An Easter Resolution
This past Thursday—known as Holy Thursday in the Christian tradition—Pope Francis’s day started out as it normally would. He said the chrism mass at 9:30 a.m. in the Vatican Basilica, where his message urged priests to “go out” into the world and minister among the poor.
But then the Argentine pontiff did something decidedly unpopelike. Francis hopped in a black sedan, traveled to the outskirts of Rome, and visited the Casal del Marmo juvenile detention facility. And there, before saying the mass of the Lord’s supper, the new pope bent down before 12 prisoners—and washed their feet.
These were not just any feet; the young people at Casa del Marmo have walked some winding roads. Most prisoners are immigrants from North Africa or Roma who’ve lived a tough life. Ten boys were in the group, but two were girls, including a young Muslim woman.
When one young man rolled up his jeans, he revealed an extensive set of tattoos, including one that looked like a pair of gambling dice. The Pope washed it, nonetheless.
In a world filled with media stunts and made-for-Twitter PR moments, it’s easy to dismiss this event. But to do so would be to lose sight of how remarkable the pope’s Thursday visit was.
Pope Francis called for world peace in his Easter Sunday address.
The leader of 1.2 billion Catholics worldwide and head of state of the Vatican knelt down before 12 juvenile offenders locked up for their crimes. He held their unwashed toes and poured water on them from a silver chalice. He patted them dry with a simple towel and then kissed them, black and white, male and female (a fact that’s upsetting many Vatican traditionalists, who think women should be forbidden from receiving such service from a pope). Finally, Francis thanked the young people for allowing him to serve them, remarking, “I do it with my heart. I do this with my heart because it is my duty. As a priest and bishop, I must be at your service.”
I can’t think of a greater distinction in station and perspective than a 76-year old pontiff with 1.2 billion people behind him and a teenage Muslim girl locked up for petty crimes. Still, he washed her feet. Call me crazy, but if Francis can do this, I have to imagine that we Americans are capable of some radical acts as well.
Evangelical? This is going to seem nuts—but perhaps, with Francis in mind, you take a gay neighbor or co-worker out for coffee. Not in some grand gesture or anthropological experiment, just … a cup of coffee. Maybe ask a few questions about their life, their dreams, their family. You don’t have to put aside your beliefs, and your religious liberty is not at stake over a cup of joe. And isn’t buying coffee for a gay guy easier than washing a prisoner’s feet?
Gay? Perhaps, in the spirit of Francis, you reach out to the evangelical Christian you work with or battle with online. The one whose perspective on marriage just inflames you, whose theology seems absurd. Maybe buy him lunch the next time you’re in the same city; keep it off the record. After lunch, you can believe all the same things you believed when you walked in. Call me crazy, but if a pope can kiss the tattoos on a prisoner’s toes, can’t an LGBT man or woman buy a sandwich for a conservative Christian?
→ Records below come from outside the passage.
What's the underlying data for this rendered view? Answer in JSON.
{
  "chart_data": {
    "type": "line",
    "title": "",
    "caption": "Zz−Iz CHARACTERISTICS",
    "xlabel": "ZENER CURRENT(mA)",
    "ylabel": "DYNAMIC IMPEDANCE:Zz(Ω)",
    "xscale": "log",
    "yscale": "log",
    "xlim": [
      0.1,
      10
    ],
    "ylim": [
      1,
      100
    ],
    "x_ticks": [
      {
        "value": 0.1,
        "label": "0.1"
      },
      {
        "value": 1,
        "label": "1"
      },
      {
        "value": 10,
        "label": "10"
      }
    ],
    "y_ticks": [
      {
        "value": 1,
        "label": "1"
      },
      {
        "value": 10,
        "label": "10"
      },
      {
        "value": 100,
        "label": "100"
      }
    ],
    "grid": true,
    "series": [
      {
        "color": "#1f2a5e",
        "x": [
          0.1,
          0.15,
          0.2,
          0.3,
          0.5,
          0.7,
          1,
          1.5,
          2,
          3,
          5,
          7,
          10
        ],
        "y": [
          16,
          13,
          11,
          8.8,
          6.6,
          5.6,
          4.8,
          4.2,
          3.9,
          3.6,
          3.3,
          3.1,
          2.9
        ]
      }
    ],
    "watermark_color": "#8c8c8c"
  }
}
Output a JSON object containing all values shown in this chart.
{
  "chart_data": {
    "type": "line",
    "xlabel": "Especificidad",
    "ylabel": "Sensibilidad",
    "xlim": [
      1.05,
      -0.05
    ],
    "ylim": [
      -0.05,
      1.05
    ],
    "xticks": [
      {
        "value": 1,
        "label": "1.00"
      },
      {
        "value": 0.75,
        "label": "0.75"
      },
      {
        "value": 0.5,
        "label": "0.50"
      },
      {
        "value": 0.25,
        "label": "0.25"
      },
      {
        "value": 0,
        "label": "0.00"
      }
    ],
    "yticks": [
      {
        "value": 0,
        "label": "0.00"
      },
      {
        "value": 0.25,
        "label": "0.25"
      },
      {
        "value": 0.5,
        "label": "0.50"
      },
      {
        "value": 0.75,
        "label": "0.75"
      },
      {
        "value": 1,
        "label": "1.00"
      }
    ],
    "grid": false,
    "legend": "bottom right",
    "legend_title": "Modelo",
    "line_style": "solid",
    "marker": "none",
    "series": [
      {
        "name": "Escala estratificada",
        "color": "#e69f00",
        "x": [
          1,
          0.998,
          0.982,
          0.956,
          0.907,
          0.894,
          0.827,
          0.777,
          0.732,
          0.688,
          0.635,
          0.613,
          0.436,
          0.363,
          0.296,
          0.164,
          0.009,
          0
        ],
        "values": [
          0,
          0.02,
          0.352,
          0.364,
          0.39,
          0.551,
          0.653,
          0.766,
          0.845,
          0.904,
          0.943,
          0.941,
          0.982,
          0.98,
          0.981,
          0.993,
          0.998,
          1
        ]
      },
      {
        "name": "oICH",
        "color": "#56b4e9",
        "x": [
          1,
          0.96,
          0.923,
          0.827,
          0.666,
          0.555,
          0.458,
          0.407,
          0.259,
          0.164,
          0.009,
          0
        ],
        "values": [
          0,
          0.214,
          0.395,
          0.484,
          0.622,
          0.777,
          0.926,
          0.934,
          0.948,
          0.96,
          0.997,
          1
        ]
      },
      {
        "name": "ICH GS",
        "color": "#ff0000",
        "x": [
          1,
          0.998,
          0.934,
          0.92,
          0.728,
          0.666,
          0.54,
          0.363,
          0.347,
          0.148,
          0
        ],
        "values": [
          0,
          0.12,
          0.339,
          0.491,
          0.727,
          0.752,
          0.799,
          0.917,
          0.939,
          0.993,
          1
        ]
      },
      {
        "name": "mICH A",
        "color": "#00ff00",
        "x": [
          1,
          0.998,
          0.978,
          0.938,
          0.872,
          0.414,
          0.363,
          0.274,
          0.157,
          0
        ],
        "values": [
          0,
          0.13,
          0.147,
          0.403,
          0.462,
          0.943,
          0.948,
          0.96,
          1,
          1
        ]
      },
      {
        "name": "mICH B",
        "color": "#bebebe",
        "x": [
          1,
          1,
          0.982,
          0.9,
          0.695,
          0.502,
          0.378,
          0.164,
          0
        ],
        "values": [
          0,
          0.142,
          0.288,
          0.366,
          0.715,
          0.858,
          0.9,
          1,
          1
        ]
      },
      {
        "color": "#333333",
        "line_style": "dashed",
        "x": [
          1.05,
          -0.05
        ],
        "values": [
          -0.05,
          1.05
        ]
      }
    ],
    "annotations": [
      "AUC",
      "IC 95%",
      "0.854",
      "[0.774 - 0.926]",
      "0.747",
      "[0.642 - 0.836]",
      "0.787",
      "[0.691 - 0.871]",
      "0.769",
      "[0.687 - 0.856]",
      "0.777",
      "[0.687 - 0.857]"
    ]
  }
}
Democrat? Drop by the office of the guy with the Romney bumper sticker, the one who prompts eye rolls every time you see him. See if he wants to grab a bite to eat one of these days and put it on the calendar. What’s the worst that can happen? Surely it’s safer than leaving the security of the Vatican and spending hours in a prison.
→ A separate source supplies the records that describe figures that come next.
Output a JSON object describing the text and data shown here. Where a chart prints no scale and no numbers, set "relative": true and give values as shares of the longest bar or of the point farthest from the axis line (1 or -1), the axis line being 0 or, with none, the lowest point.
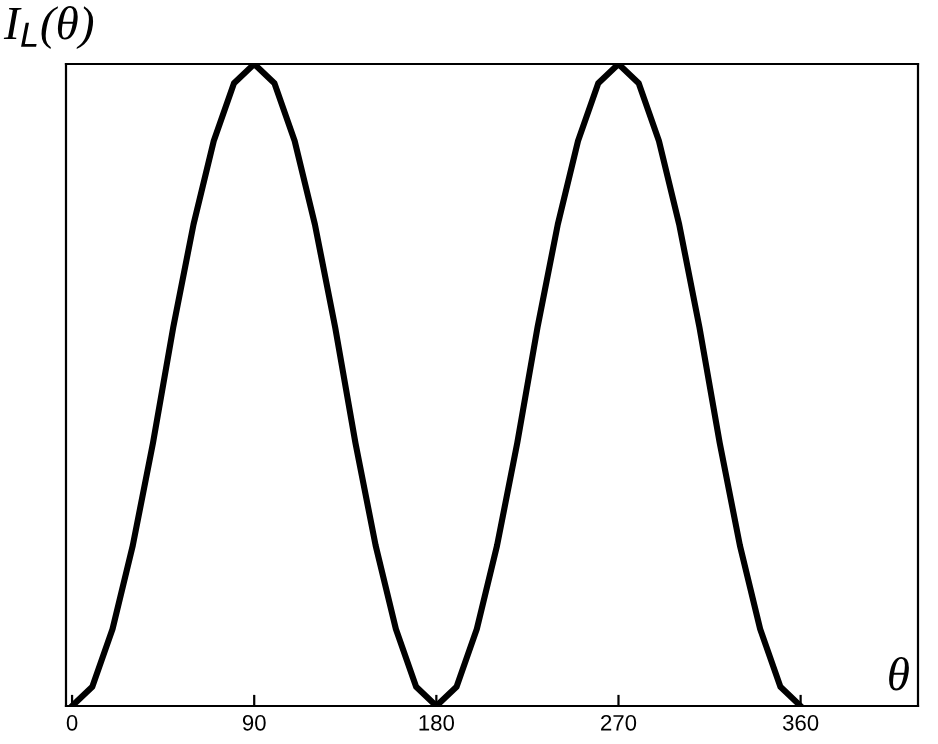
{
  "chart_data": {
    "type": "line",
    "relative": true,
    "xlabel": "θ",
    "ylabel": "I$_{L}$(θ)",
    "x": [
      0,
      10,
      20,
      30,
      40,
      50,
      60,
      70,
      80,
      90,
      100,
      110,
      120,
      130,
      140,
      150,
      160,
      170,
      180,
      190,
      200,
      210,
      220,
      230,
      240,
      250,
      260,
      270,
      280,
      290,
      300,
      310,
      320,
      330,
      340,
      350,
      360
    ],
    "series": [
      {
        "color": "#000000",
        "values": [
          0,
          0.03,
          0.12,
          0.25,
          0.41,
          0.59,
          0.75,
          0.88,
          0.97,
          1,
          0.97,
          0.88,
          0.75,
          0.59,
          0.41,
          0.25,
          0.12,
          0.03,
          0,
          0.03,
          0.12,
          0.25,
          0.41,
          0.59,
          0.75,
          0.88,
          0.97,
          1,
          0.97,
          0.88,
          0.75,
          0.59,
          0.41,
          0.25,
          0.12,
          0.03,
          0
        ]
      }
    ],
    "xlim": [
      -3,
      418
    ],
    "xticks": [
      0,
      90,
      180,
      270,
      360
    ],
    "grid": false,
    "legend": false,
    "marker": "none",
    "line_style": "solid"
  }
}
Republican? Find that lady on Twitter, the liberal blogger that drives you mad. The next time you’re in the same city, buy her lunch. Turn off the smartphone and don’t tweet a word of it. Just ... talk. And listen. Isn’t that easier than the head of 1.2 billion Catholics washing a Muslim’s feet?
These humble moments aren’t likely to bring sudden change on the critical issues of the day; the clouds will not break open, a choir of angels won’t start singing “Kumbaya,” and Twitter will still trend with disputes, every single day. In the same way, Pope Francis’s foot washing is unlikely to bridge immediate divides or portend major changes in the Catholic Church. I don’t know if women will be able to become priests, or priests will be able to marry, or rules on contraception and divorce will loosen up. Based on the signs, on these issues, I wouldn’t hold my breath.
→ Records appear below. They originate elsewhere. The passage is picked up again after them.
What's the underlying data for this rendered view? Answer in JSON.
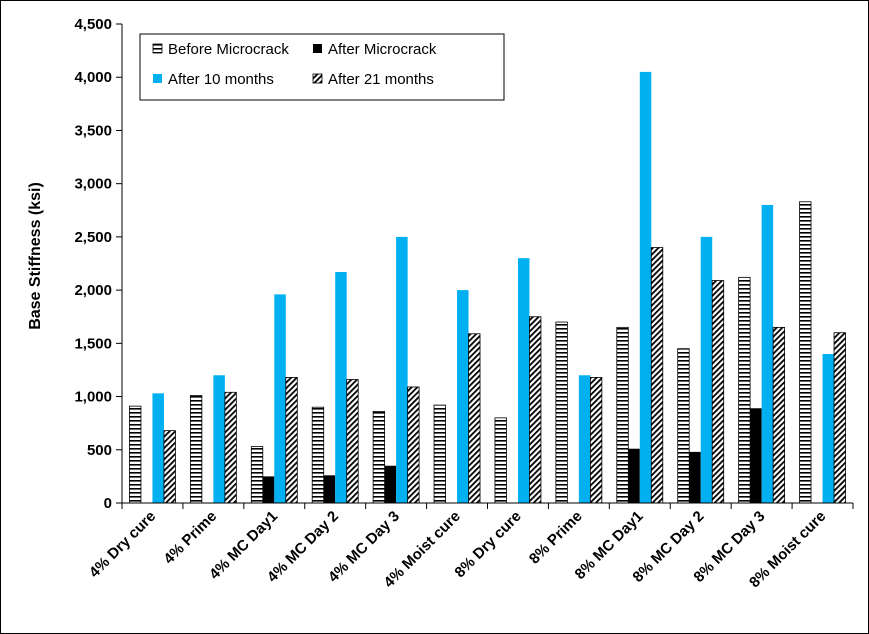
{
  "chart_data": {
    "type": "bar",
    "title": "",
    "xlabel": "",
    "ylabel": "Base Stiffness (ksi)",
    "ylim": [
      0,
      4500
    ],
    "yticks": [
      0,
      500,
      1000,
      1500,
      2000,
      2500,
      3000,
      3500,
      4000,
      4500
    ],
    "ytick_labels": [
      "0",
      "500",
      "1,000",
      "1,500",
      "2,000",
      "2,500",
      "3,000",
      "3,500",
      "4,000",
      "4,500"
    ],
    "grid": false,
    "legend_position": "top-left",
    "categories": [
      "4% Dry cure",
      "4% Prime",
      "4% MC Day1",
      "4% MC Day 2",
      "4% MC Day 3",
      "4% Moist cure",
      "8% Dry cure",
      "8% Prime",
      "8% MC Day1",
      "8% MC Day 2",
      "8% MC Day 3",
      "8% Moist cure"
    ],
    "series": [
      {
        "name": "Before Microcrack",
        "pattern": "horizontal-stripes",
        "color": "#000000",
        "values": [
          910,
          1010,
          530,
          900,
          860,
          920,
          800,
          1700,
          1650,
          1450,
          2120,
          2830
        ]
      },
      {
        "name": "After Microcrack",
        "pattern": "solid",
        "color": "#000000",
        "values": [
          null,
          null,
          250,
          260,
          350,
          null,
          null,
          null,
          510,
          480,
          890,
          null
        ]
      },
      {
        "name": "After 10 months",
        "pattern": "solid",
        "color": "#00B0F0",
        "values": [
          1030,
          1200,
          1960,
          2170,
          2500,
          2000,
          2300,
          1200,
          4050,
          2500,
          2800,
          1400
        ]
      },
      {
        "name": "After 21 months",
        "pattern": "diagonal-hatch",
        "color": "#000000",
        "values": [
          680,
          1040,
          1180,
          1160,
          1090,
          1590,
          1750,
          1180,
          2400,
          2090,
          1650,
          1600
        ]
      }
    ]
  }
}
But if Francis can do something else—if he can help create a culture of “foot washers,” folks who aren’t afraid to spend a few humble moments serving those who don’t look, act, or think like themselves—he will leave a legacy perhaps greater than any institutional change. He’ll help us remember who we are, our common dignity, and perhaps knit us a little more closely together. Because Francis, modeling himself on Jesus, is trying to show us that it’s not always the grand gestures that have the biggest impact, the great displays of piety and purity and grace. On this Easter weekend, sometimes you just have to find the person who is least like you—and wash their feet.